Deep-learning artificial intelligence is helping grapple with plenty of problems in the modern world. But it also has its part to play in helping solve some ancient problems as well — such as assisting in the translation of 2,500-year-old clay tablet documents from Persia’s Achaemenid Empire.
These tablets, which were discovered in modern-day Iran in 1933, have been studied by scholars for decades. However, they’ve found the translation process for the tablets — which number in the tens of thousands — to be laborious and prone to errors. A.I. technology can help.
“We have initial experiments applying machine learning to identify which cuneiform symbols are present in images of a tablet,” Sanjay Krishnan, assistant professor at the University of Chicago’s Department of Computer Science, told Digital Trends. “Machine learning works by extrapolating patterns from human-labeled examples, and this allows us to automate the annotations in the future. We envision that it is a step toward significant automation in the analysis and study of these tablets.”

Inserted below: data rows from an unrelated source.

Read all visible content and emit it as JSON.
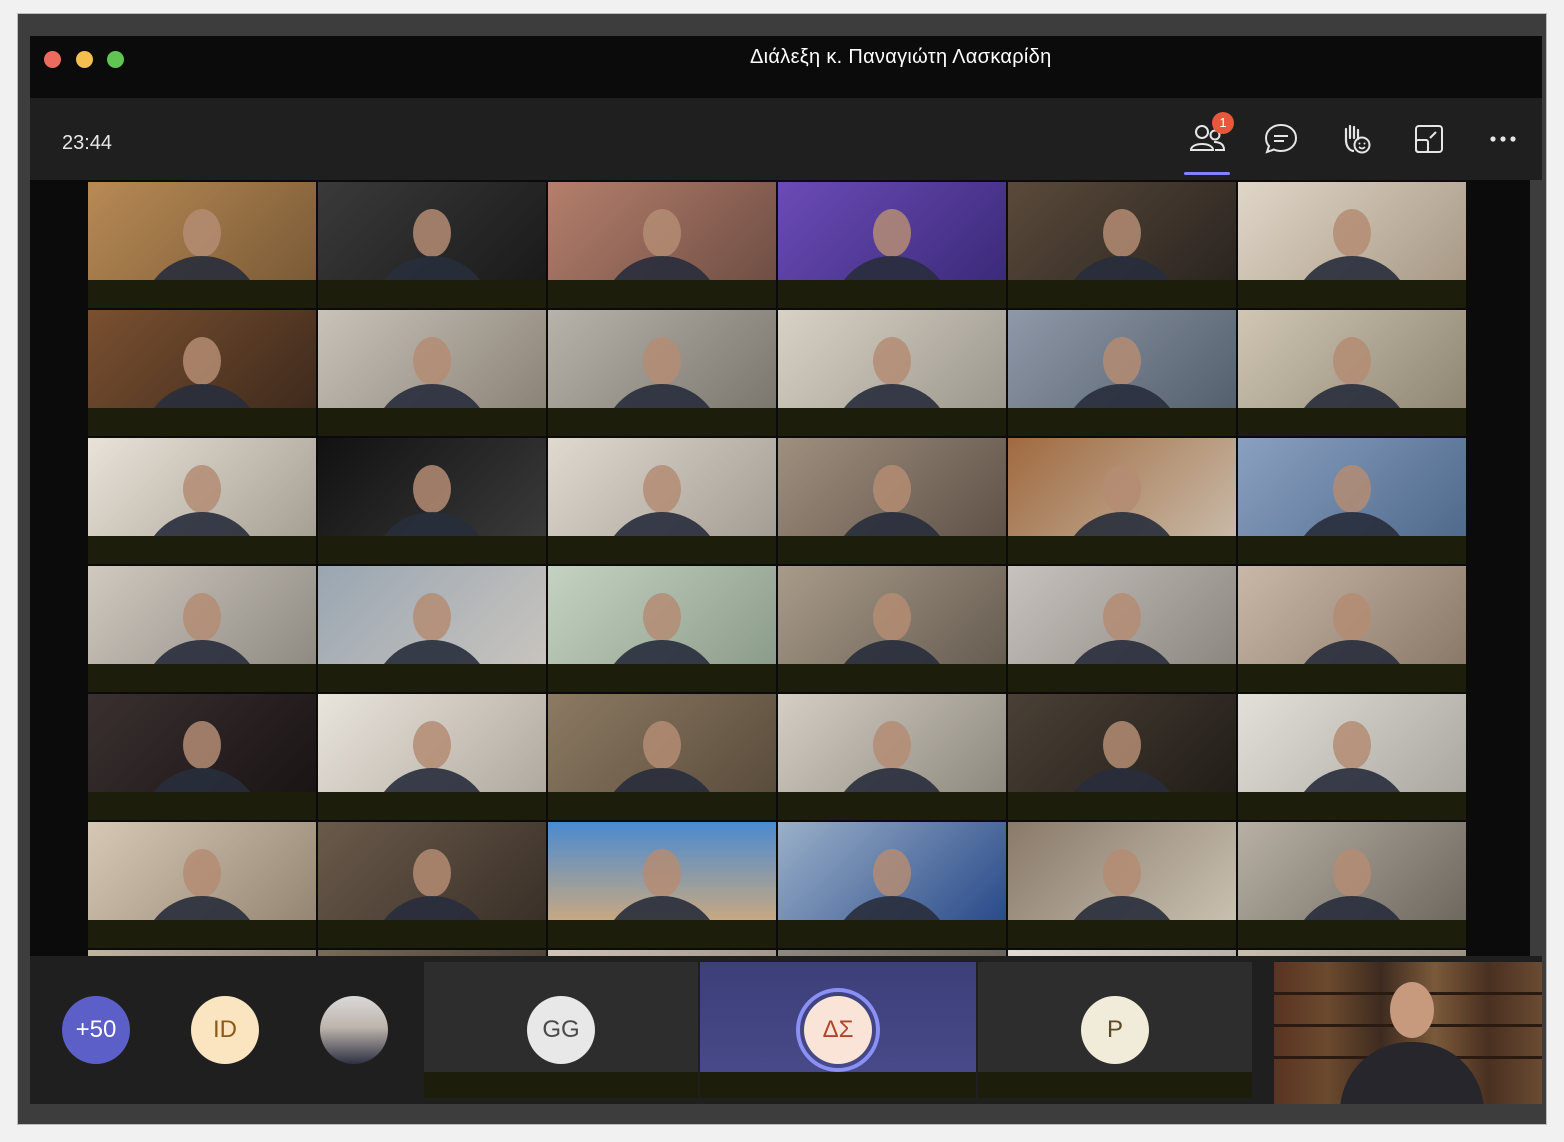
{
  "window": {
    "title": "Διάλεξη κ. Παναγιώτη Λασκαρίδη"
  },
  "toolbar": {
    "time": "23:44",
    "participants_badge": "1",
    "buttons": [
      {
        "icon": "people-icon"
      },
      {
        "icon": "chat-icon"
      },
      {
        "icon": "raise-hand-icon"
      },
      {
        "icon": "view-switch-icon"
      },
      {
        "icon": "more-icon"
      }
    ]
  },
  "overflow_strip": {
    "more_count": "+50",
    "avatars": [
      {
        "initials": "ID"
      },
      {
        "initials": "GG"
      },
      {
        "initials": "ΔΣ"
      },
      {
        "initials": "P"
      }
    ]
  },
  "colors": {
    "accent": "#7f85f5",
    "badge": "#e7573b",
    "avatar_more": "#5b5fc7",
    "avatar_id": "#fbe4c0",
    "avatar_gg": "#e8e8e8",
    "avatar_ds": "#f9e4d7",
    "avatar_p": "#f1ecd9"
  }
}
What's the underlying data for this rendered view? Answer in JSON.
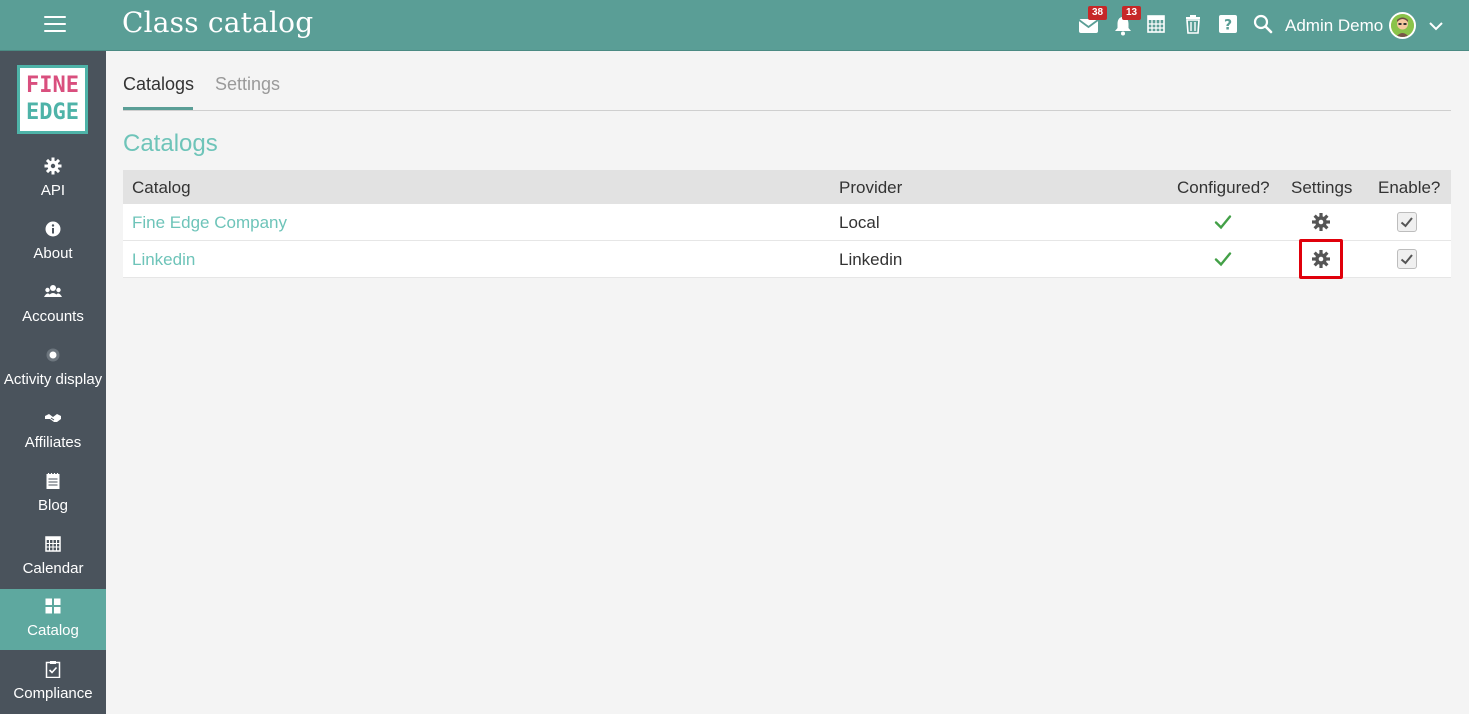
{
  "header": {
    "menu_icon": "hamburger-icon",
    "title": "Class catalog",
    "messages_badge": "38",
    "notifications_badge": "13",
    "user_name": "Admin Demo",
    "colors": {
      "bar": "#5a9e96",
      "badge": "#c62828"
    }
  },
  "sidebar": {
    "logo_line1": "FINE",
    "logo_line2": "EDGE",
    "items": [
      {
        "label": "API",
        "icon": "gear-icon"
      },
      {
        "label": "About",
        "icon": "info-icon"
      },
      {
        "label": "Accounts",
        "icon": "users-icon"
      },
      {
        "label": "Activity display",
        "icon": "dot-circle-icon"
      },
      {
        "label": "Affiliates",
        "icon": "handshake-icon"
      },
      {
        "label": "Blog",
        "icon": "notepad-icon"
      },
      {
        "label": "Calendar",
        "icon": "calendar-icon"
      },
      {
        "label": "Catalog",
        "icon": "grid-icon",
        "active": true
      },
      {
        "label": "Compliance",
        "icon": "clipboard-check-icon"
      }
    ],
    "colors": {
      "bg": "#4a535c",
      "active": "#5ea89f"
    }
  },
  "tabs": [
    {
      "label": "Catalogs",
      "active": true
    },
    {
      "label": "Settings",
      "active": false
    }
  ],
  "section_title": "Catalogs",
  "table": {
    "columns": [
      "Catalog",
      "Provider",
      "Configured?",
      "Settings",
      "Enable?"
    ],
    "rows": [
      {
        "catalog": "Fine Edge Company",
        "provider": "Local",
        "configured": true,
        "enabled": true
      },
      {
        "catalog": "Linkedin",
        "provider": "Linkedin",
        "configured": true,
        "enabled": true
      }
    ]
  },
  "accent_color": "#6ec4b9"
}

In this case, the human-labeled examples are annotated tablets from the Persepolis Fortification Archive’s (PFA) Online Cultural and Historical Research Environment (OCHRE) dataset. In DeepScribe, a collaboration between researchers from the University of Chicago’s Oriental Institute and its Department of Computer Science, they used a training set of more than 6,000 annotated images to build a neural network able to read unanalyzed tablets in the collection.
When the algorithm was tested on other tablets, it was able to translate the cuneiform signs with an accuracy level of around 80%. The hope is to increase this benchmark in the future. Even if that doesn’t happen, though, the system could be used to translate large amounts of the tablets, leaving human scholars to focus their efforts on the really difficult bits.
“Cuneiform is a script used since the third millennium BCE to write multiple languages including Sumerian, Akkadian, and Elamite,” Susanne Paulus, associate professor for Assyriology, told Digital Trends.
Cuneiform poses a series of particular challenges for machine translation. Firstly, it was written by impressing a reed stylus into wet clay. This makes cuneiform one of very few three-dimensional script systems. Secondly, cuneiform is a complex script system using hundreds of signs. Each sign has different meanings depending on its context. Thirdly, cuneiform tablets are ancient artifacts. They are often broken and hard to decipher, which means reading one tablet can take days.
“So far, we have an initial prototype that suggests that such techniques are very effective in a controlled setting,” Krishnan said. “Given a clean image of a single symbol, [we can] determine what the symbol is. Our next step is to develop more robust models that account for context and data quality.”